While Rick struggles to fill his time and Evie writes books about their past adventures (the Mummy books were a hit), their son Alex (Luke Ford) is now off having new adventures as an archaeologist. Alex is part of an expedition that discovers the titular, heavily booby-trapped, ninja-guarded tomb, unearthing the Dragon Emperor and bringing his body to Shanghai. Alex's uncle Jonathan (John Hannah) just happens to own a night club in Shanghai, bringing to mind Temple of Doom. That touch of Indiana Jones this series had remained throughout.

The O'Connells are reunited in Shanghai just in time for a group of villains to put their plan to resurrect the Dragon Emperor and the Terracotta Army into motion. They're obviously into the idea of the Emperor taking over the world, as has been warned would happen if he is revived. There's always someone wanting a supernatural evil to rule the planet.

The Dragon Emperor is resurrected, of course. There wouldn't be much of a movie without him. Then, with the help of the tomb ninja, who is a woman named Lin (played by Isabella Leong) and has some kind of family connection to what happened to the Emperor long ago, the O'Connells do all they can to stop the new mummy from bringing his army back into the world. Large action sequences ensue, bringing excitement back into Rick and Evie's lives.

Along the way the characters end up in the snowy Himalayas, allowing for a cameo appearance by Abominable Snowmen (or Yetis, if you prefer). Lin is pals with the Yetis, and they're good friends to have. The Yetis are a wacky thing to have come out of nowhere, but it's a fun sort of wacky. I was not expecting these things.

Michelle Yeoh re-enters the picture by the end, when there's a bit of The Last Crusade at the edge of Shangri La, and it all builds up to a war centuries in the making.

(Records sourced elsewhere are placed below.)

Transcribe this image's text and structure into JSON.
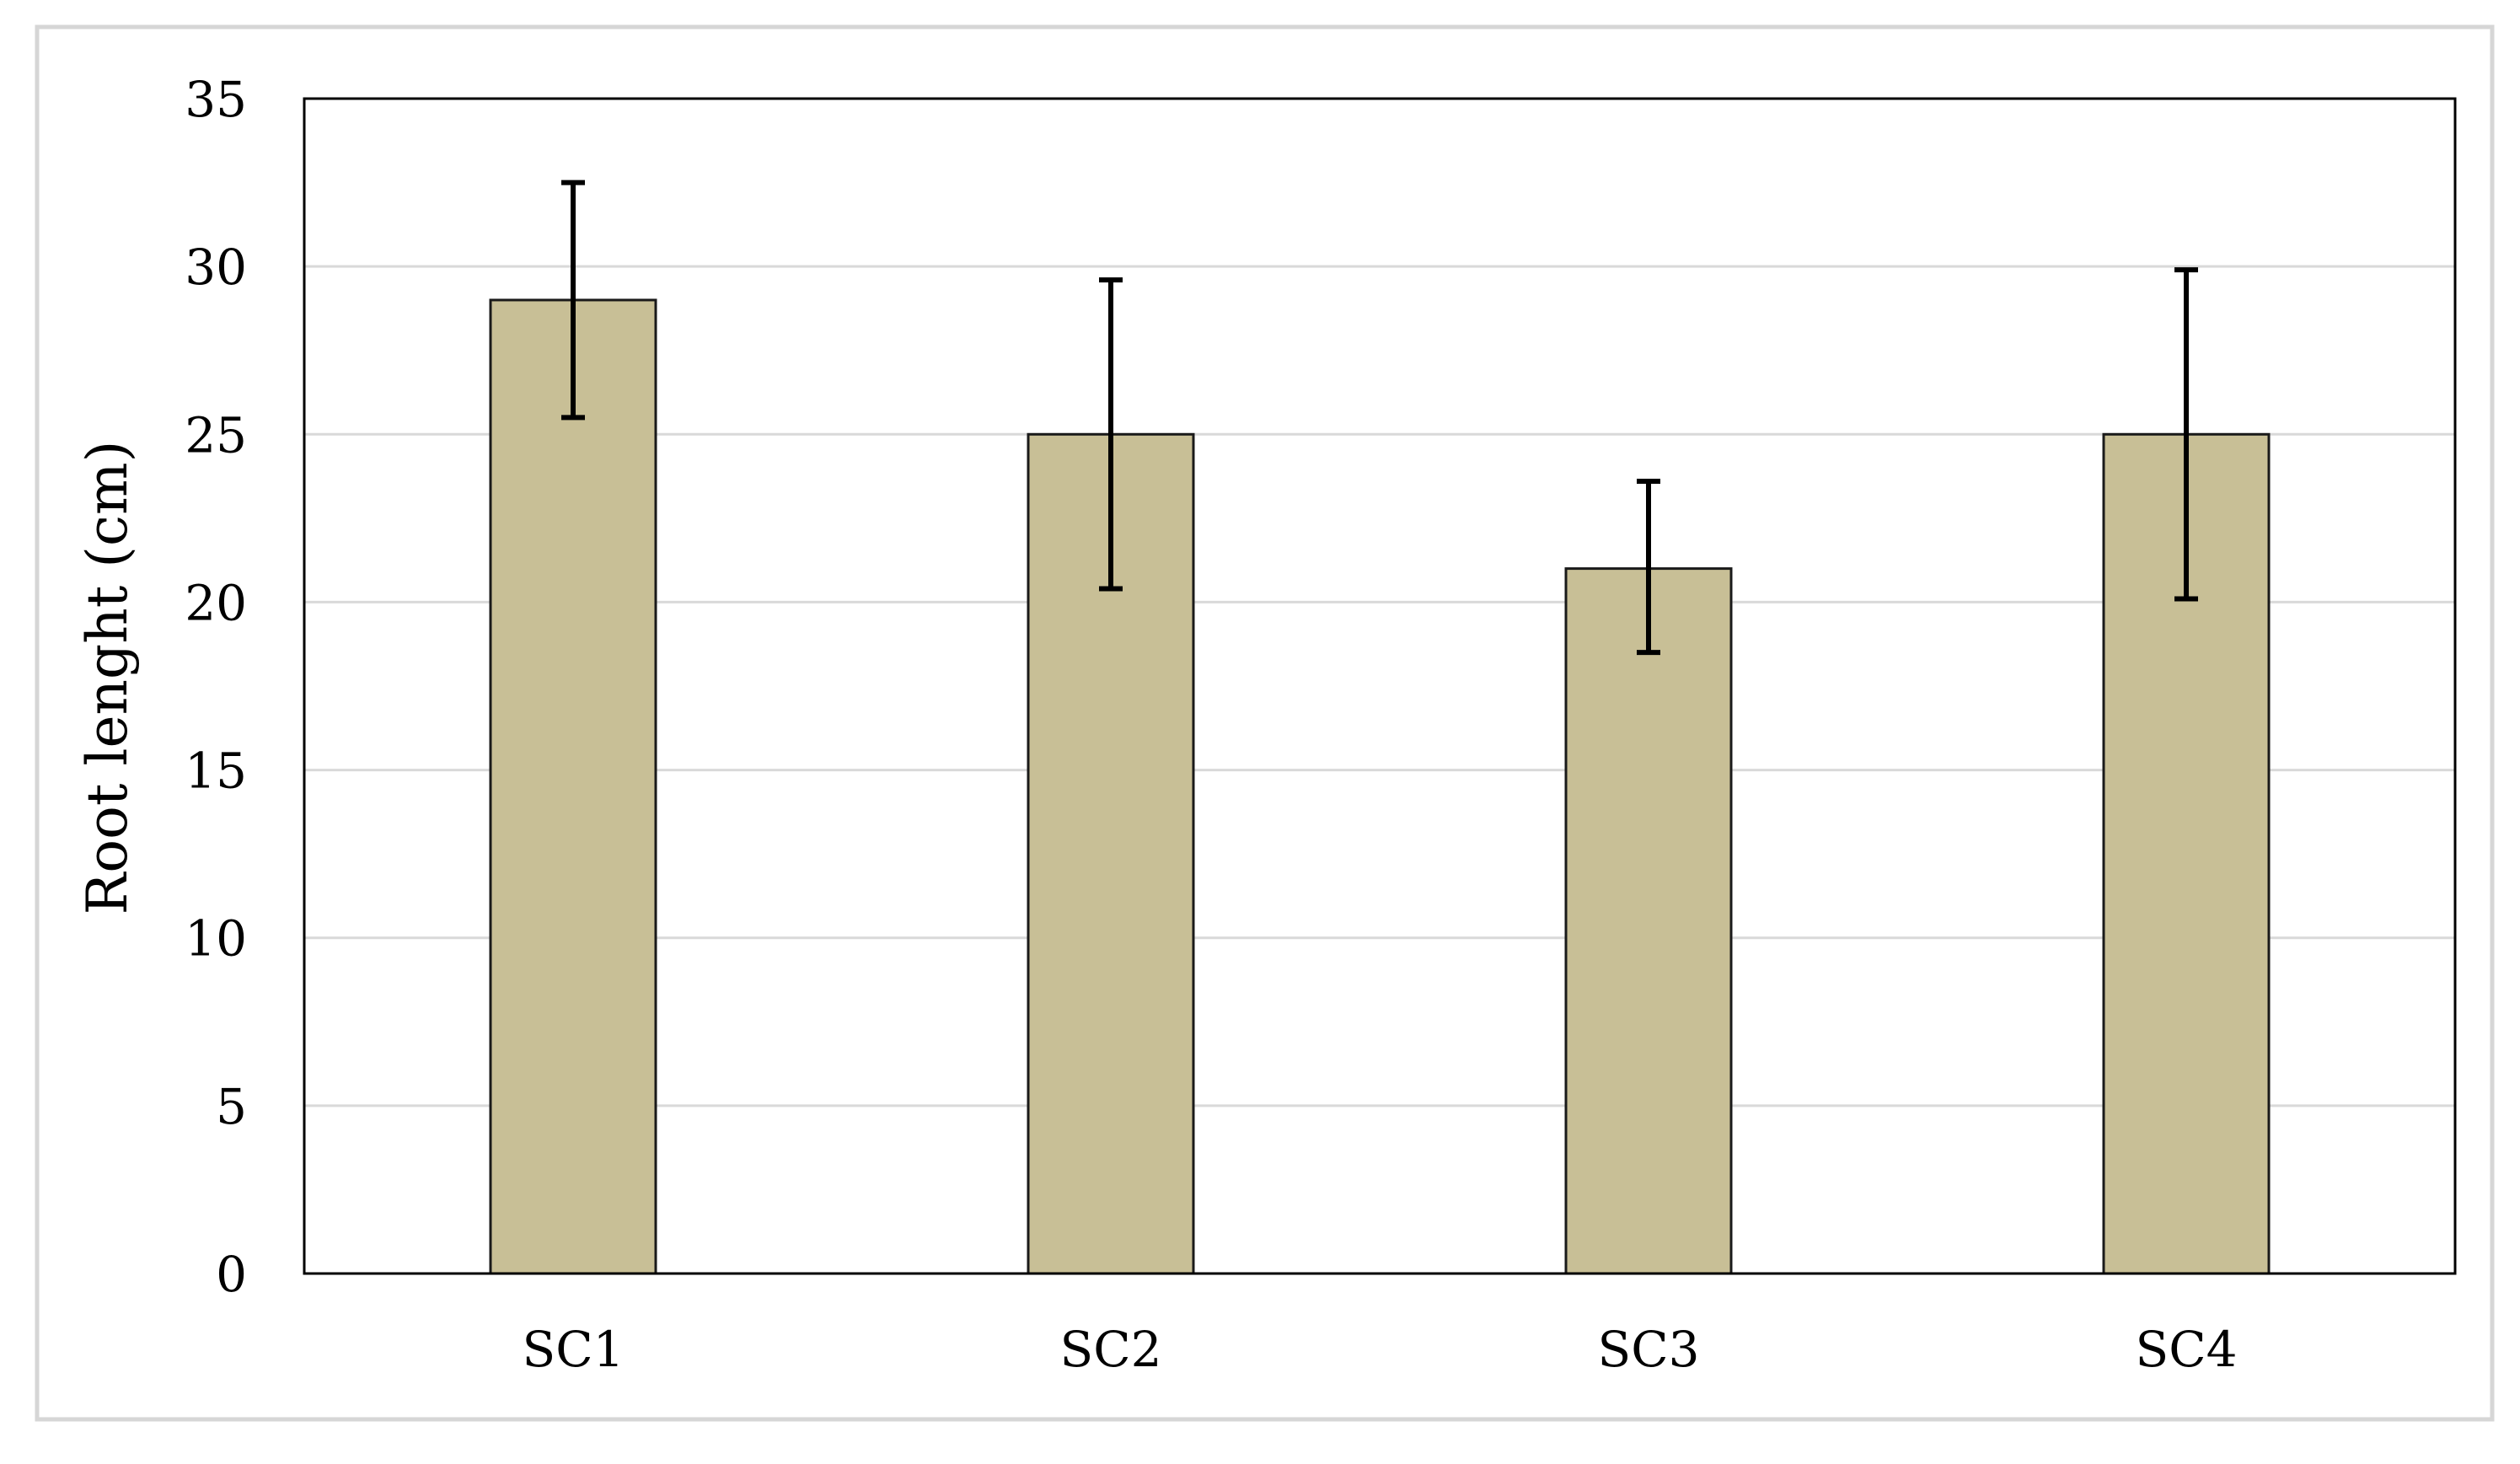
{
  "chart_data": {
    "type": "bar",
    "title": "",
    "xlabel": "",
    "ylabel": "Root lenght (cm)",
    "categories": [
      "SC1",
      "SC2",
      "SC3",
      "SC4"
    ],
    "values": [
      29,
      25,
      21,
      25
    ],
    "error_upper": [
      32.5,
      29.6,
      23.6,
      29.9
    ],
    "error_lower": [
      25.5,
      20.4,
      18.5,
      20.1
    ],
    "ylim": [
      0,
      35
    ],
    "yticks": [
      0,
      5,
      10,
      15,
      20,
      25,
      30,
      35
    ],
    "ytick_labels": [
      "0",
      "5",
      "10",
      "15",
      "20",
      "25",
      "30",
      "35"
    ],
    "grid": "horizontal",
    "legend": "none",
    "colors": {
      "bar_fill": "#c8bf96",
      "bar_stroke": "#1a1a1a",
      "grid": "#d9d9d9",
      "error_bar": "#000000",
      "frame": "#d6d6d6"
    }
  }
}
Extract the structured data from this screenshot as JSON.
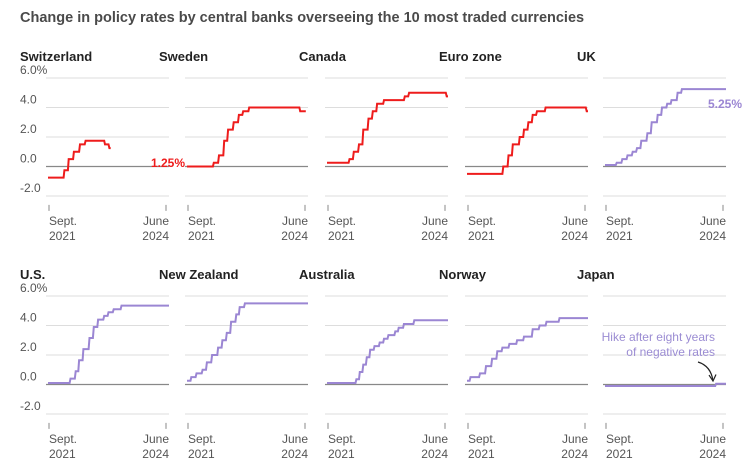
{
  "title": "Change in policy rates by central banks overseeing the 10 most traded currencies",
  "chart_data": {
    "type": "line",
    "shared": {
      "ylim": [
        -1.0,
        6.0
      ],
      "yticks": [
        "6.0%",
        "4.0",
        "2.0",
        "0.0",
        "-2.0"
      ],
      "xtick_labels": [
        [
          "Sept.",
          "2021"
        ],
        [
          "June",
          "2024"
        ]
      ],
      "grid": true,
      "colors": {
        "cut_or_holding": "#ee1c1c",
        "still_rising": "#9b86d3",
        "zero_line": "#888888",
        "grid": "#dddddd"
      }
    },
    "panels": [
      {
        "name": "Switzerland",
        "color": "#ee1c1c",
        "end_label": "1.25%",
        "points": [
          [
            0,
            -0.75
          ],
          [
            0.14,
            -0.75
          ],
          [
            0.36,
            -0.75
          ],
          [
            0.38,
            -0.25
          ],
          [
            0.46,
            -0.25
          ],
          [
            0.48,
            0.5
          ],
          [
            0.58,
            0.5
          ],
          [
            0.6,
            1.0
          ],
          [
            0.72,
            1.0
          ],
          [
            0.74,
            1.5
          ],
          [
            0.85,
            1.5
          ],
          [
            0.87,
            1.75
          ],
          [
            1.3,
            1.75
          ],
          [
            1.32,
            1.5
          ],
          [
            1.4,
            1.5
          ],
          [
            1.42,
            1.25
          ],
          [
            1.45,
            1.25
          ]
        ]
      },
      {
        "name": "Sweden",
        "color": "#ee1c1c",
        "points": [
          [
            0,
            0
          ],
          [
            0.6,
            0
          ],
          [
            0.62,
            0.25
          ],
          [
            0.72,
            0.25
          ],
          [
            0.74,
            0.75
          ],
          [
            0.84,
            0.75
          ],
          [
            0.86,
            1.75
          ],
          [
            0.93,
            1.75
          ],
          [
            0.95,
            2.5
          ],
          [
            1.06,
            2.5
          ],
          [
            1.08,
            3.0
          ],
          [
            1.18,
            3.0
          ],
          [
            1.2,
            3.5
          ],
          [
            1.28,
            3.5
          ],
          [
            1.3,
            3.75
          ],
          [
            1.42,
            3.75
          ],
          [
            1.44,
            4.0
          ],
          [
            2.6,
            4.0
          ],
          [
            2.62,
            3.75
          ],
          [
            2.75,
            3.75
          ]
        ]
      },
      {
        "name": "Canada",
        "color": "#ee1c1c",
        "points": [
          [
            0,
            0.25
          ],
          [
            0.5,
            0.25
          ],
          [
            0.52,
            0.5
          ],
          [
            0.6,
            0.5
          ],
          [
            0.62,
            1.0
          ],
          [
            0.72,
            1.0
          ],
          [
            0.74,
            1.5
          ],
          [
            0.82,
            1.5
          ],
          [
            0.84,
            2.5
          ],
          [
            0.94,
            2.5
          ],
          [
            0.96,
            3.25
          ],
          [
            1.04,
            3.25
          ],
          [
            1.06,
            3.75
          ],
          [
            1.14,
            3.75
          ],
          [
            1.16,
            4.25
          ],
          [
            1.3,
            4.25
          ],
          [
            1.32,
            4.5
          ],
          [
            1.78,
            4.5
          ],
          [
            1.8,
            4.75
          ],
          [
            1.88,
            4.75
          ],
          [
            1.9,
            5.0
          ],
          [
            2.75,
            5.0
          ],
          [
            2.77,
            4.75
          ],
          [
            2.8,
            4.75
          ]
        ]
      },
      {
        "name": "Euro zone",
        "color": "#ee1c1c",
        "points": [
          [
            0,
            -0.5
          ],
          [
            0.82,
            -0.5
          ],
          [
            0.84,
            0.0
          ],
          [
            0.94,
            0.0
          ],
          [
            0.96,
            0.75
          ],
          [
            1.04,
            0.75
          ],
          [
            1.06,
            1.5
          ],
          [
            1.2,
            1.5
          ],
          [
            1.22,
            2.0
          ],
          [
            1.3,
            2.0
          ],
          [
            1.32,
            2.5
          ],
          [
            1.4,
            2.5
          ],
          [
            1.42,
            3.0
          ],
          [
            1.5,
            3.0
          ],
          [
            1.52,
            3.5
          ],
          [
            1.6,
            3.5
          ],
          [
            1.62,
            3.75
          ],
          [
            1.8,
            3.75
          ],
          [
            1.82,
            4.0
          ],
          [
            2.75,
            4.0
          ],
          [
            2.77,
            3.75
          ],
          [
            2.8,
            3.75
          ]
        ]
      },
      {
        "name": "UK",
        "color": "#9b86d3",
        "end_label": "5.25%",
        "points": [
          [
            0,
            0.1
          ],
          [
            0.25,
            0.1
          ],
          [
            0.27,
            0.25
          ],
          [
            0.38,
            0.25
          ],
          [
            0.4,
            0.5
          ],
          [
            0.5,
            0.5
          ],
          [
            0.52,
            0.75
          ],
          [
            0.62,
            0.75
          ],
          [
            0.64,
            1.0
          ],
          [
            0.72,
            1.0
          ],
          [
            0.74,
            1.25
          ],
          [
            0.82,
            1.25
          ],
          [
            0.84,
            1.75
          ],
          [
            0.96,
            1.75
          ],
          [
            0.98,
            2.25
          ],
          [
            1.06,
            2.25
          ],
          [
            1.08,
            3.0
          ],
          [
            1.2,
            3.0
          ],
          [
            1.22,
            3.5
          ],
          [
            1.3,
            3.5
          ],
          [
            1.32,
            4.0
          ],
          [
            1.42,
            4.0
          ],
          [
            1.44,
            4.25
          ],
          [
            1.52,
            4.25
          ],
          [
            1.54,
            4.5
          ],
          [
            1.66,
            4.5
          ],
          [
            1.68,
            5.0
          ],
          [
            1.76,
            5.0
          ],
          [
            1.78,
            5.25
          ],
          [
            2.8,
            5.25
          ]
        ]
      },
      {
        "name": "U.S.",
        "color": "#9b86d3",
        "points": [
          [
            0,
            0.1
          ],
          [
            0.5,
            0.1
          ],
          [
            0.52,
            0.4
          ],
          [
            0.62,
            0.4
          ],
          [
            0.64,
            0.9
          ],
          [
            0.7,
            0.9
          ],
          [
            0.72,
            1.65
          ],
          [
            0.8,
            1.65
          ],
          [
            0.82,
            2.4
          ],
          [
            0.94,
            2.4
          ],
          [
            0.96,
            3.15
          ],
          [
            1.04,
            3.15
          ],
          [
            1.06,
            3.9
          ],
          [
            1.14,
            3.9
          ],
          [
            1.16,
            4.4
          ],
          [
            1.28,
            4.4
          ],
          [
            1.3,
            4.65
          ],
          [
            1.38,
            4.65
          ],
          [
            1.4,
            4.9
          ],
          [
            1.5,
            4.9
          ],
          [
            1.52,
            5.1
          ],
          [
            1.68,
            5.1
          ],
          [
            1.7,
            5.35
          ],
          [
            2.8,
            5.35
          ]
        ]
      },
      {
        "name": "New Zealand",
        "color": "#9b86d3",
        "points": [
          [
            0,
            0.25
          ],
          [
            0.08,
            0.25
          ],
          [
            0.1,
            0.5
          ],
          [
            0.2,
            0.5
          ],
          [
            0.22,
            0.75
          ],
          [
            0.34,
            0.75
          ],
          [
            0.36,
            1.0
          ],
          [
            0.44,
            1.0
          ],
          [
            0.46,
            1.5
          ],
          [
            0.56,
            1.5
          ],
          [
            0.58,
            2.0
          ],
          [
            0.7,
            2.0
          ],
          [
            0.72,
            2.5
          ],
          [
            0.8,
            2.5
          ],
          [
            0.82,
            3.0
          ],
          [
            0.9,
            3.0
          ],
          [
            0.92,
            3.5
          ],
          [
            1.0,
            3.5
          ],
          [
            1.02,
            4.25
          ],
          [
            1.12,
            4.25
          ],
          [
            1.14,
            4.75
          ],
          [
            1.2,
            4.75
          ],
          [
            1.22,
            5.25
          ],
          [
            1.32,
            5.25
          ],
          [
            1.34,
            5.5
          ],
          [
            2.8,
            5.5
          ]
        ]
      },
      {
        "name": "Australia",
        "color": "#9b86d3",
        "points": [
          [
            0,
            0.1
          ],
          [
            0.66,
            0.1
          ],
          [
            0.68,
            0.35
          ],
          [
            0.74,
            0.35
          ],
          [
            0.76,
            0.85
          ],
          [
            0.82,
            0.85
          ],
          [
            0.84,
            1.35
          ],
          [
            0.9,
            1.35
          ],
          [
            0.92,
            1.85
          ],
          [
            0.98,
            1.85
          ],
          [
            1.0,
            2.35
          ],
          [
            1.08,
            2.35
          ],
          [
            1.1,
            2.6
          ],
          [
            1.2,
            2.6
          ],
          [
            1.22,
            2.85
          ],
          [
            1.3,
            2.85
          ],
          [
            1.32,
            3.1
          ],
          [
            1.4,
            3.1
          ],
          [
            1.42,
            3.35
          ],
          [
            1.56,
            3.35
          ],
          [
            1.58,
            3.6
          ],
          [
            1.64,
            3.6
          ],
          [
            1.66,
            3.85
          ],
          [
            1.76,
            3.85
          ],
          [
            1.78,
            4.1
          ],
          [
            2.0,
            4.1
          ],
          [
            2.02,
            4.35
          ],
          [
            2.8,
            4.35
          ]
        ]
      },
      {
        "name": "Norway",
        "color": "#9b86d3",
        "points": [
          [
            0,
            0.25
          ],
          [
            0.06,
            0.25
          ],
          [
            0.08,
            0.5
          ],
          [
            0.28,
            0.5
          ],
          [
            0.3,
            0.75
          ],
          [
            0.42,
            0.75
          ],
          [
            0.44,
            1.25
          ],
          [
            0.56,
            1.25
          ],
          [
            0.58,
            1.75
          ],
          [
            0.68,
            1.75
          ],
          [
            0.7,
            2.25
          ],
          [
            0.8,
            2.25
          ],
          [
            0.82,
            2.5
          ],
          [
            0.96,
            2.5
          ],
          [
            0.98,
            2.75
          ],
          [
            1.14,
            2.75
          ],
          [
            1.16,
            3.0
          ],
          [
            1.3,
            3.0
          ],
          [
            1.32,
            3.25
          ],
          [
            1.5,
            3.25
          ],
          [
            1.52,
            3.75
          ],
          [
            1.66,
            3.75
          ],
          [
            1.68,
            4.0
          ],
          [
            1.82,
            4.0
          ],
          [
            1.84,
            4.25
          ],
          [
            2.12,
            4.25
          ],
          [
            2.14,
            4.5
          ],
          [
            2.8,
            4.5
          ]
        ]
      },
      {
        "name": "Japan",
        "color": "#9b86d3",
        "annotation": "Hike after eight years of negative rates",
        "annotation_lines": [
          "Hike after eight years",
          "of negative rates"
        ],
        "points": [
          [
            0,
            -0.1
          ],
          [
            2.55,
            -0.1
          ],
          [
            2.57,
            0.05
          ],
          [
            2.8,
            0.05
          ]
        ]
      }
    ]
  }
}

The worldwide box office numbers for The Mummy: Tomb of the Dragon Emperor were right up there with those of its predecessors, so maybe it's not quite the overlooked entry that I see it as, although I never hear anyone reference it. It would be a shame if this one were to fade into obscurity while '99 and Returns endure, because when I gave it an honest chance years after its release I was pleasantly surprised. I actually enjoyed this one, and would have rather watched it in the theatre than Returns. It has goofball stuff in it for sure, but overall Cohen's approach was more subdued and less cartoony than Sommers', which I appreciated. This one had a more appealing tone than the movie it followed.

Even though I had some fun with the movies here and there, this Mummy trilogy wasn't really for me. Mummy '99 and Dragon Emperor are good enough... Returns not so much... but they're still not the sort of movies I feel compelled to watch all that often. Those classic installments with the likes of Boris Karloff, Lon Chaney Jr., and even Abbott and Costello are more my speed than this.